Apartheid is bad, except when Israel does it. Ethnic cleansing is bad, except if Israel does it (it’s always “self-defense”). I’m starting to see a pattern? Are you?
Full text of the speeches (Sept. 23 & 24, 2009):
Netanyahu Speech at UN: Full Text Transcript and Video
Transcript of Ahmadinejad's U.N. Speech
Thursday, September 24, 2009
I watched a bit of this, but the panel was rather curious. I don’t know if he called them a panel of experts, but I hope not.
Oren- Israeli ambassador. I’ll give them that, though, you already know what he’s going to say. Defending settlements and Israel’s behavior no matter how crazy or hypocritical the argument.
Zakaria- He’s an analyst. I’ll give them that, but he’s CNN, so that’s a little lame.
And last, but not least (?)…
Shmuley Boteach??- Shalom in the Home? Is that what qualifies him? Or the protesting outside the UN? Maybe Supernanny had something to say- let’s get her on. Or me. I’ve written some letters to the president.
Reminds me on NPR when Halevy was making the rounds on The Story to tell his story
and on Diane Rehm as an analyst.
At least Diane Rehm had another guest that could present the other point of view!

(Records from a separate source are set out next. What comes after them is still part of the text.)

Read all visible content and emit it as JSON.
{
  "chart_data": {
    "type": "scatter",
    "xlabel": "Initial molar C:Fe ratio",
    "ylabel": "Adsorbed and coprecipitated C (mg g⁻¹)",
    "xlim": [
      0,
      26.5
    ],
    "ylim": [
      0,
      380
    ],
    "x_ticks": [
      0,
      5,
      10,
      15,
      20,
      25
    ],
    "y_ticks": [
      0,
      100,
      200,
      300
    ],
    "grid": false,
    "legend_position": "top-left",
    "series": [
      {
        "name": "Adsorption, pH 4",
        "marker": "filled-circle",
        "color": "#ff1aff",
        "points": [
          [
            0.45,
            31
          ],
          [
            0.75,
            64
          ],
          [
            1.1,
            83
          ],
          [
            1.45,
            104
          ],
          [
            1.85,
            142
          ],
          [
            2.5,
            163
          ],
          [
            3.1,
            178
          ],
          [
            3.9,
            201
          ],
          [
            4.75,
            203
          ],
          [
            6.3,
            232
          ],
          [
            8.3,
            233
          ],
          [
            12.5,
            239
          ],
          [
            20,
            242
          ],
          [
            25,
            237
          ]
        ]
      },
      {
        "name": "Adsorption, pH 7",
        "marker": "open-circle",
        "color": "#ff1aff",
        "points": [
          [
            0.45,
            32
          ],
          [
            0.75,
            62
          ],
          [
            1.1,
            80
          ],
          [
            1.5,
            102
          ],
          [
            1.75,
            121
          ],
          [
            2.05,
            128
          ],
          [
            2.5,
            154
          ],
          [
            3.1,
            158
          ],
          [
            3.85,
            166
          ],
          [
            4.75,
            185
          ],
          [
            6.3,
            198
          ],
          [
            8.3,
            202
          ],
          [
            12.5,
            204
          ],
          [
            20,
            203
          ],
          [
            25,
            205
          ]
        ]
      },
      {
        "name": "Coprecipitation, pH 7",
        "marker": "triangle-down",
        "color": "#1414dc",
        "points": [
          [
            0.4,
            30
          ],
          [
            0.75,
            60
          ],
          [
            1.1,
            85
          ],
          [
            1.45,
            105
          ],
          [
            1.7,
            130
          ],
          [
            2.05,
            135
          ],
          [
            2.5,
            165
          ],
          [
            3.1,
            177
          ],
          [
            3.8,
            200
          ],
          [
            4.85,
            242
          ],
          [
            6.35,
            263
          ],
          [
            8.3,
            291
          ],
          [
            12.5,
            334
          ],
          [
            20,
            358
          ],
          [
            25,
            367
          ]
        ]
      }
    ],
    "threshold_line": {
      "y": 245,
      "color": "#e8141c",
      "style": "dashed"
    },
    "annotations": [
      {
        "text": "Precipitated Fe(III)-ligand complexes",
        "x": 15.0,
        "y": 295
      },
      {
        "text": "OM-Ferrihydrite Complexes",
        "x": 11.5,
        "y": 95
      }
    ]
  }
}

As for Mr. Cooper, why not call on Illan Pappe or Amira Hass or Neve Gordon or Gideon Levy when you need as Israeli? I thought MSNBC was supposed to be liberal? Maybe it was shout out to the right night? What was the deal? Perhaps Boteach was supposed to keep it light? I give up.
I should cut him some slack, though. I'm not actually that familiar with his show, so maybe he does invite more of a variety than others, but that night was particularly hawk-heavy.
It seems we inordinately hear from the right-most Israeli voices in the US. If we could hear from the Israeli left, maybe more in the US would demand that Israel follow the law? Or we could have a decent discussion without those demanding Israel abide by international law or face consequences being dismissed as terrorist sympathizers.
If you want to hear from the Israeli left, you have to go dig it up yourself. The mainstream as yet seems unable to deliver. It will be well worth your while to do so. Enlightening, maybe.